Clarion India
NEW DELHI – Taking cognizance of communal turn of India’s fight against the COVID-19, Opposition parties urge the Central government to rein in the attempts to communalise the Nizamuddin Markaz episode over the Cornovirus pandemic.
The CPI (M) has condemned the efforts and the campaign on social media to give the issue communal color and to target a community.
“ The Coronavirus does not differentiate on the basis of religion. All efforts to communalise the issue must be rebuffed.”
Urging the government to stop this spread of such dangerous communal polarization, the party’s Polit Bureau (PB) said all attempts to communalise will only undermine India’s war against COVID-19. .
“All efforts to communalise this fight will only undermine our early triumph in containing the virus. This would be self-defeating and all efforts must be made by the government to end the spread of such dangerous communal polarisation.”
He also criticized the Tablighi Jamaat for organizing the meeting.
“It was irresponsible on the part of the Jamaat leadership to have organized the meeting in mid-March when restrictions were already in place about size of gatherings. It is also inexplicable how the authorities allowed a second gathering on March 2O-21.”
He urged the government that all big gatherings, social, religious and political, that have been held in many parts of the country after the March 13 order prohibiting assembly of more than 200 people must be investigated thoroughly.
He also appealed to all not to fall prey to provocations and strengthen our united efforts to defeat this pandemic.
Earlier, Congress president Sonia Gandhi said the virus does distinguish between religion, race or any political ideology and warned that any such attitude would have a direct impact on the country.
“Covid-19 does not differentiate between political ideology, religion, caste, age or gender. The choices we make today will have a direct impact tomorrow on our family, neighbourhood, community, environment and nation.”
She urged the countrymen to act together in solidarity to face this unprecedented challenge in order to protect all sections of the society especially the most vulnerable.

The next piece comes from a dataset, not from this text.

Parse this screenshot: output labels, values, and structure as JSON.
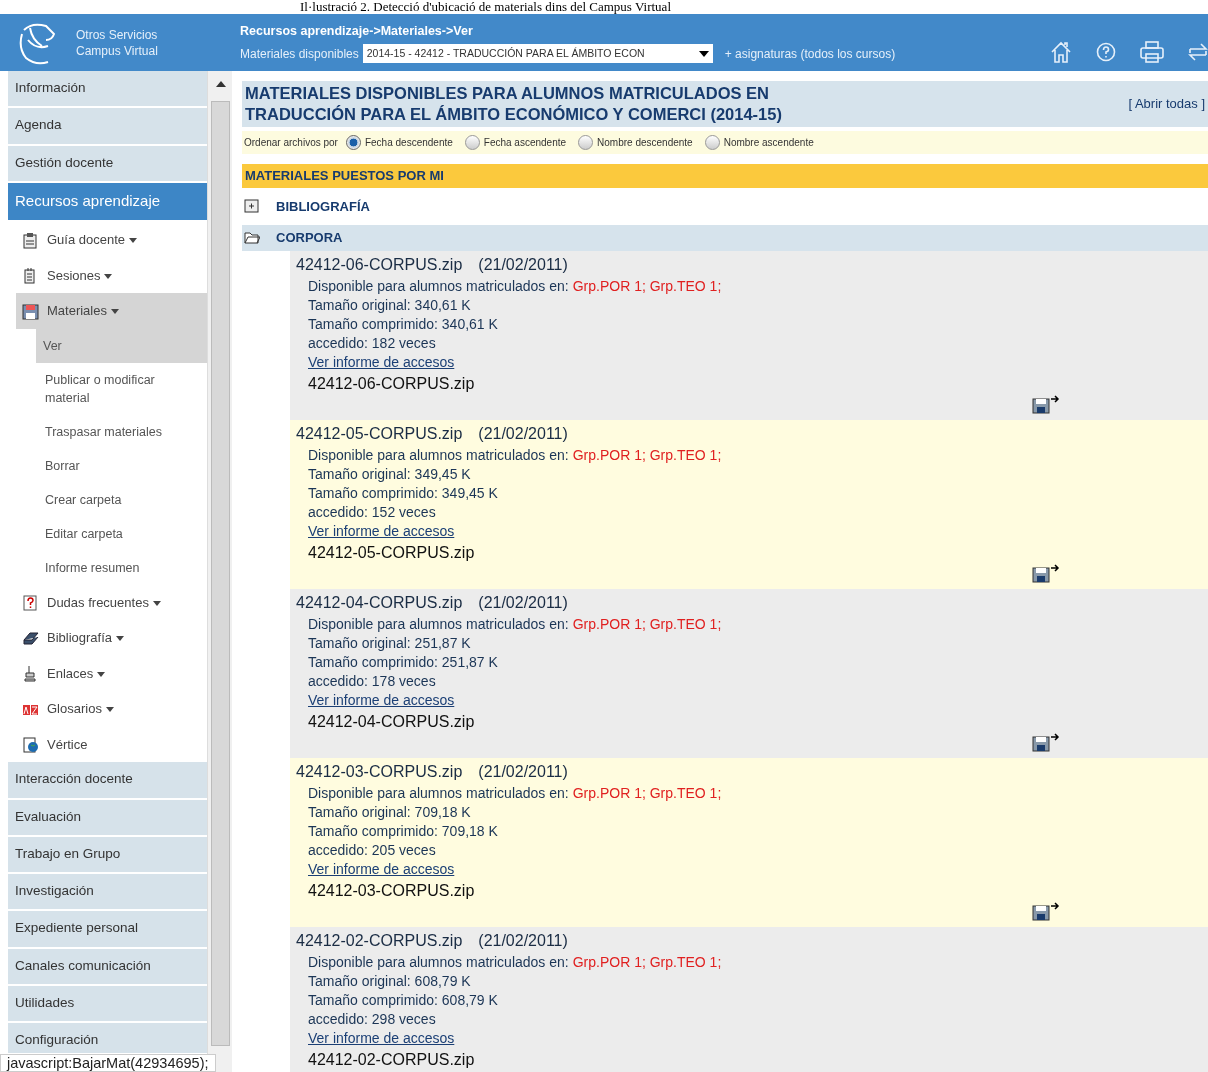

She warned that the Covid-19 pandemic has already caused untold suffering across the world, but it has also reaffirmed the bonds of brotherhood that unite humanity. In our country, those who are most vulnerable to the consequences of this pandemic are the poor and disadvantaged.
Only if we act together in solidarity, we will overcome this crisis, she said.
AICC Communication Department, Incharge Randeep Singh Surjewala said the Congress president herself stated in the CWC meeting that the Covid-19 did not discriminate on basis of religion, caste, age or gender.
Addressing the press conference after the CWC meet, without taking the name of Tablighi Jamaat, Surjewala also said that those who violated the lockdown and the Visa rules should be booked under the law.